Native American (noun): an indigenous American - She lives in New York, but she's never met a Native American.

outlaw (noun): someone who breaks the law - In those old Westerns, the outlaws were the guys in black hats.

portray (verb): to show something in a particular way - Why did they portray women as being so weak and afraid all the time?

remake (noun): a new version of an existing movie - She likes the original French movie better than the American remake.

repression (noun): the use of violence or force to control people - Brutal repression by soldiers still didn't stop the protests.

reservation (noun): an area Native Americans were restricted to - They were forced to live on reservations far from home.

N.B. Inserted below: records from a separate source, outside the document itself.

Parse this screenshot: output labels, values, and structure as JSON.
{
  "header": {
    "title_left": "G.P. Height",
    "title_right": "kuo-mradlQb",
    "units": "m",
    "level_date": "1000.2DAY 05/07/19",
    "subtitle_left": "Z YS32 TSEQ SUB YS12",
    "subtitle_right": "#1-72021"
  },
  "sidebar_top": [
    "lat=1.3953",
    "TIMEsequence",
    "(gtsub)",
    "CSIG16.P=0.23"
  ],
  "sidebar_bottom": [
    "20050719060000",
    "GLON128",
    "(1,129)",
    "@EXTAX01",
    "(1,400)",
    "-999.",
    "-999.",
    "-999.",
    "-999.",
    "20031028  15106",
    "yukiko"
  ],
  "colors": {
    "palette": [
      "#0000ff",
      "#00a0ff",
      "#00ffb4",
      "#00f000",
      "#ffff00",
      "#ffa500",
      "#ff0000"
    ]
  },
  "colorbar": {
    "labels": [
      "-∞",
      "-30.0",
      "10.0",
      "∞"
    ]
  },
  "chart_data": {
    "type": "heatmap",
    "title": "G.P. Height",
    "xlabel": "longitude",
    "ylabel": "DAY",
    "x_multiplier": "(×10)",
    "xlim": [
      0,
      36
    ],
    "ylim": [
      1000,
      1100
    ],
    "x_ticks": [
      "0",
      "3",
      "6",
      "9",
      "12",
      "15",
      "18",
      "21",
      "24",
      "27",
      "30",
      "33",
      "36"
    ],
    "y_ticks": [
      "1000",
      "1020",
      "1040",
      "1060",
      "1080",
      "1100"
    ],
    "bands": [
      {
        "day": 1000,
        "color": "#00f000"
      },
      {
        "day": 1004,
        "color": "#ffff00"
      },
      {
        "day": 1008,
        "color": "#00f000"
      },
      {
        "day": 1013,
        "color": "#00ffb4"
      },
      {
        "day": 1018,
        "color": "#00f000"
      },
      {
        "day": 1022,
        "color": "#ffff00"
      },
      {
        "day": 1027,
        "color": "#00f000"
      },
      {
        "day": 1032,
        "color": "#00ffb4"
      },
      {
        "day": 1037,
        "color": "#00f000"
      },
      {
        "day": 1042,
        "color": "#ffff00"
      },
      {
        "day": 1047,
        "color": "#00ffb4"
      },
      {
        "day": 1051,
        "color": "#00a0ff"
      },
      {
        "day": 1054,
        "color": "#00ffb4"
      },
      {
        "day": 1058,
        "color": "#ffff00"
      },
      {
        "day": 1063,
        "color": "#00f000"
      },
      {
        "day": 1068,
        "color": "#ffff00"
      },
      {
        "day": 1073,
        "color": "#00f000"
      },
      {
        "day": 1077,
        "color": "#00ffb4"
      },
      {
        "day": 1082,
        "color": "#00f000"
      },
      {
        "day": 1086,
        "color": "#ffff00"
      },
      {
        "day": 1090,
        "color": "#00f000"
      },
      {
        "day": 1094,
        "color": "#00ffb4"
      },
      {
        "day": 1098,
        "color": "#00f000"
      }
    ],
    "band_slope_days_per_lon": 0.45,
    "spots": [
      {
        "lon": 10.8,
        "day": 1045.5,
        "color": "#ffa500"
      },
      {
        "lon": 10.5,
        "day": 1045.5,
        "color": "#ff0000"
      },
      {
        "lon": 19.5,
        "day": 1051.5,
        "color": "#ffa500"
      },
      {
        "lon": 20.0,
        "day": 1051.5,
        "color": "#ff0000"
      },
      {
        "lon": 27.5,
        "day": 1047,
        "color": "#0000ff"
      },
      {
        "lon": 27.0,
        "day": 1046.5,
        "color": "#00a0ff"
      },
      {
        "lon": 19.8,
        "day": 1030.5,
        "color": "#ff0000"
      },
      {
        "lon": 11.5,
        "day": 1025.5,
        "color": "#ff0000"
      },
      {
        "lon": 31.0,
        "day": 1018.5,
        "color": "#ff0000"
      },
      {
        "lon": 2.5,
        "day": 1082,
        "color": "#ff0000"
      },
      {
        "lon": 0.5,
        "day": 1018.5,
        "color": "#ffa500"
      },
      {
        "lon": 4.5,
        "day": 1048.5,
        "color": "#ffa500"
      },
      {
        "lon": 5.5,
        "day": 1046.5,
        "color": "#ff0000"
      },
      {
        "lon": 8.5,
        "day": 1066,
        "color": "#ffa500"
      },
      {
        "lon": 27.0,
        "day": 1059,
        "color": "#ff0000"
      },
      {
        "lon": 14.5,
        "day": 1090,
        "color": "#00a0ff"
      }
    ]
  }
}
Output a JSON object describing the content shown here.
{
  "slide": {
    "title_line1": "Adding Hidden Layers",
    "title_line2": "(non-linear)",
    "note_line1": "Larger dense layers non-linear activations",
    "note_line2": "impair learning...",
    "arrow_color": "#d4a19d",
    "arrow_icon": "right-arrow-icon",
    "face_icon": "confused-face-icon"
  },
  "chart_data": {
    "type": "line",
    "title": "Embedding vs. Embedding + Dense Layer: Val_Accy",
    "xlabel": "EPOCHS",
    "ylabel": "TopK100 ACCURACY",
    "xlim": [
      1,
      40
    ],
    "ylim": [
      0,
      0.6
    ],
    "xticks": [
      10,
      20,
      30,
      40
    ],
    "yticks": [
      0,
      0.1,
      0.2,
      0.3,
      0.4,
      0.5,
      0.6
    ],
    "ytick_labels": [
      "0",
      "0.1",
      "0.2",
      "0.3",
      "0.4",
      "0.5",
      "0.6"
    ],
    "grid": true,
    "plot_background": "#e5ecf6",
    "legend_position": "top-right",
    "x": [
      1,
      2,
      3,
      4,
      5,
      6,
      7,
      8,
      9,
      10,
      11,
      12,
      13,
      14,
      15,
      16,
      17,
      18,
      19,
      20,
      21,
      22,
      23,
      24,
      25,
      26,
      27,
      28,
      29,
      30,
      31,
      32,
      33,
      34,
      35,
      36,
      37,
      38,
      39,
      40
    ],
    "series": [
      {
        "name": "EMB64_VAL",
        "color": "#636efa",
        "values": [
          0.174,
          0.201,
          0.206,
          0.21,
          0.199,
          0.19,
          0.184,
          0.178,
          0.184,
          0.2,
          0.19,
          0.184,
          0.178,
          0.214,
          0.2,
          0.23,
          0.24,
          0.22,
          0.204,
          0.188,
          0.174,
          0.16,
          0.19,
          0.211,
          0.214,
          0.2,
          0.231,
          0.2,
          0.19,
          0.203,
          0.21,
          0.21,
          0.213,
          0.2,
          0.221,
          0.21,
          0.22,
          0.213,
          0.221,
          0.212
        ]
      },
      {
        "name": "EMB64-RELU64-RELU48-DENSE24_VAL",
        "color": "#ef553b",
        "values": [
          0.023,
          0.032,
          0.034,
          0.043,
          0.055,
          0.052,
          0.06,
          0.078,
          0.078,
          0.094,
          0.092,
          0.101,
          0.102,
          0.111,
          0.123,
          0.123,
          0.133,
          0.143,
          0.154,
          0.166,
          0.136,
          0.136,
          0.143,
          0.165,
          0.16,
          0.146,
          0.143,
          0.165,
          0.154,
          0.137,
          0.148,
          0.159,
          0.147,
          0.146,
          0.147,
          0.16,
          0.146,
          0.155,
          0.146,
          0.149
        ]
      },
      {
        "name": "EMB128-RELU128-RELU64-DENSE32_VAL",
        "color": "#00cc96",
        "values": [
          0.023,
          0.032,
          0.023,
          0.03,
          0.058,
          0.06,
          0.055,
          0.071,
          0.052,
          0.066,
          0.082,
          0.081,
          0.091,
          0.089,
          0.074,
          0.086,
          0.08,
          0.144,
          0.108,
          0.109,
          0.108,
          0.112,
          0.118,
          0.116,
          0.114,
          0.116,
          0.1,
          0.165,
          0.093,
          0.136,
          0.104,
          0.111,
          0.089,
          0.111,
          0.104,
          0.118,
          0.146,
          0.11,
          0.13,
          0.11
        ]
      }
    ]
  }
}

revisionist Western (noun): a Western expressing modern views - Revisionist Westerns were pretty popular in the 70s.

revolution (noun): a successful uprising that forms a new political system - The French Revolution was too violent, so it didn't end well.

samurai film (noun): a Japanese drama about samurai warriors - My cousin's a huge fan of those old samurai films.

savage (noun): a cruel, violent and uncivilized person - Why did they call Native Americans "savages" in those old movies?

score (noun): music written for a film - Who's composing the score for your next film?

sheriff (noun): the most senior police officer in a US town - The sheriff gets the outlaw in the end, of course.

Spaghetti Western (noun): a subgenre of Westerns made by Italian directors - I loved Spaghetti Westerns when I was a kid.

uprising (noun): an attempt to bring down a government - There wouldn't have been an uprising if they'd treated everyone better.

Western (noun): a cowboy movie about the old American West - I used to have an old cowboy hat that I wore while watching Westerns on TV.